January 4, 2019 in History

By Erin Blakemore

The avalanche raced down a steep hill in Aberfan, Wales, sucking everything in its path into the chaos: landscape, buildings, an entire schoolhouse. When David Evans, the owner of a local pub, heard about it from a neighbor, he ran into the street. “Everything was so quiet, so quiet,” he told historian Gaynor Madgewick. “All I could see was the apex of the roofs.”

The avalanche wasn’t snow—it was coal waste that had slid down a rain-saturated mountainside. On October 21, 1966, nearly 140,000 cubic yards of black slurry cascaded down the hill above Aberfan. It destroyed everything it touched, eventually killing 144 people, most of them children sitting in their school classrooms.

The tragedy in Aberfan would become one of the United Kingdom’s worst mining disasters—and it was completely avoidable.

Despite the magnitude of the calamity, Queen Elizabeth II at first refused to visit the village, sparking criticism in the press and questions about why she wouldn’t go.
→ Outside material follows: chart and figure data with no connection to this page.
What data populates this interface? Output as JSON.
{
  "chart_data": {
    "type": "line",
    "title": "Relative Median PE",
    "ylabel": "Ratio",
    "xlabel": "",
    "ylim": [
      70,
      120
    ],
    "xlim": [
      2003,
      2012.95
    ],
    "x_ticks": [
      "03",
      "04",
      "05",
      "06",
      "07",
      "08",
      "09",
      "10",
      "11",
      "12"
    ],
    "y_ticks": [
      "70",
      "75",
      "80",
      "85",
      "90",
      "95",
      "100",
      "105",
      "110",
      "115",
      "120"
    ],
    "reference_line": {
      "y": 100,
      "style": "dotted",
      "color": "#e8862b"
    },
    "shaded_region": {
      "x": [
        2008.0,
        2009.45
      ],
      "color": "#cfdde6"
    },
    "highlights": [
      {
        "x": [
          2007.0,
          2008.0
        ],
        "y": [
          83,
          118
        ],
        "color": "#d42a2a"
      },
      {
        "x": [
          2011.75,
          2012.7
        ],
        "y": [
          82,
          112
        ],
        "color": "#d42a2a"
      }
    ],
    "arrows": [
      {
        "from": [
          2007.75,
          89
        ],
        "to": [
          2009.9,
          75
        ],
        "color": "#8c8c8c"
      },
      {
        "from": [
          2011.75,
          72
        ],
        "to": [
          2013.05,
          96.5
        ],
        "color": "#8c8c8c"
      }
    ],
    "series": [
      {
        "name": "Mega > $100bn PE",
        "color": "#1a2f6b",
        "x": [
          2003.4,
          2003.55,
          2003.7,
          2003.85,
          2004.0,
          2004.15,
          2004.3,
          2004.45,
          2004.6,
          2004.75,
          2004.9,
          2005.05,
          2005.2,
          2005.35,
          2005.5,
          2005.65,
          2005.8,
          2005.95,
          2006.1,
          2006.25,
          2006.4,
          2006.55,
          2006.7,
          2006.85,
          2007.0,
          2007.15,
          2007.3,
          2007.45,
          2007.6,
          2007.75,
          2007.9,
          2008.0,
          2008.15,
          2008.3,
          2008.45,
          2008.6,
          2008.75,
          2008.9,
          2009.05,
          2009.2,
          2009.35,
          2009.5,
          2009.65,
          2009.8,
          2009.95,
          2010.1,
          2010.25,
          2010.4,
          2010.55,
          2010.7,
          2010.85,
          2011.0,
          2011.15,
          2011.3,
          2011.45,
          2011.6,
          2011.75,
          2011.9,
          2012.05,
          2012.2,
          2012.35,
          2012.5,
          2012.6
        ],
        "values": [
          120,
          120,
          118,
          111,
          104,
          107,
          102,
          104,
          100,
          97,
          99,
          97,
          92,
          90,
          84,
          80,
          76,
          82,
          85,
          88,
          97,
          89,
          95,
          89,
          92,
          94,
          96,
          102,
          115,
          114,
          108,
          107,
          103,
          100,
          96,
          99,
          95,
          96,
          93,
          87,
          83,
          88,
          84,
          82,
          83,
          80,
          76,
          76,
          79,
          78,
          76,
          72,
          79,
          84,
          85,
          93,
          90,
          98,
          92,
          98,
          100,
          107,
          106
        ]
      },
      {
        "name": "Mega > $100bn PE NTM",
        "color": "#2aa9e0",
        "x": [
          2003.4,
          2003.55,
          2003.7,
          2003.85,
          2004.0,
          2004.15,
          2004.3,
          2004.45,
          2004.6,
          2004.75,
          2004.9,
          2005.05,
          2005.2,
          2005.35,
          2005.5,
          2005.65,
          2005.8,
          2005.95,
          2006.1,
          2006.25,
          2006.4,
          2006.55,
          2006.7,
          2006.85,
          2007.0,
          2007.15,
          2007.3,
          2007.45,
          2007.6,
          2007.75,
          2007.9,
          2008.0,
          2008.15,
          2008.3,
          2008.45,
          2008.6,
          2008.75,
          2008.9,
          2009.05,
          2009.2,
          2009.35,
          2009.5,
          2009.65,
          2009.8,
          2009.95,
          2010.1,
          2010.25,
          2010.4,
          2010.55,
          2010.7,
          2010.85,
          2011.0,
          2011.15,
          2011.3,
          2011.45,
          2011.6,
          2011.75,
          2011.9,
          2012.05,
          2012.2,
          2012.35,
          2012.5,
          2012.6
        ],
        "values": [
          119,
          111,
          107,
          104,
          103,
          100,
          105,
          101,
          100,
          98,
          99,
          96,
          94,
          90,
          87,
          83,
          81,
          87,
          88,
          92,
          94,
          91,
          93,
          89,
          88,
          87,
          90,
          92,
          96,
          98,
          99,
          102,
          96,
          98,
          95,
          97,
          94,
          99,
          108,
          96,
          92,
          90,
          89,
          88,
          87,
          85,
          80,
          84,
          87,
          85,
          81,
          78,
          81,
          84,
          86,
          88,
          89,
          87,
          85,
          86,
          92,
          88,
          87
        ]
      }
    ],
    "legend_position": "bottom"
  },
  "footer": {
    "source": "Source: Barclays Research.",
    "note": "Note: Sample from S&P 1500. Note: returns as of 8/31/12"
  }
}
Finally, after sending her husband, Prince Philip, in her place for a formal visit, she came to Aberfan eight days after the disaster to survey the damage and speak with survivors. Nearly four decades later, in 2002, the queen said that not visiting Aberfan immediately after the disaster was “her biggest regret.”

Queen Elizabeth II laying a wreath to commemorate the victims of the Aberfan disaster of 1966, years later in September of 1973.

The foundation of the disaster was laid nearly a century before, when the Merthyr Vale Colliery, a coal mine, was opened in the area. Wales had become famous for coal mining during the Industrial Revolution, and at its peak in 1920, 271,000 workers labored in the country’s coal pits. By the 1960s, coal mining was in decline, but was still a lifeline for some 8,000 miners and their families around Aberfan.

Coal mining creates waste, and the waste rock was dumped in an area called a tip. Merthyr Vale had seven tips. By 1966, the seventh tip, which was begun in 1958, was about 111 feet high and contained nearly 300,000 cubic yards of waste. It was precariously placed on sandstone above a natural spring, which lay on the steep hill above the village.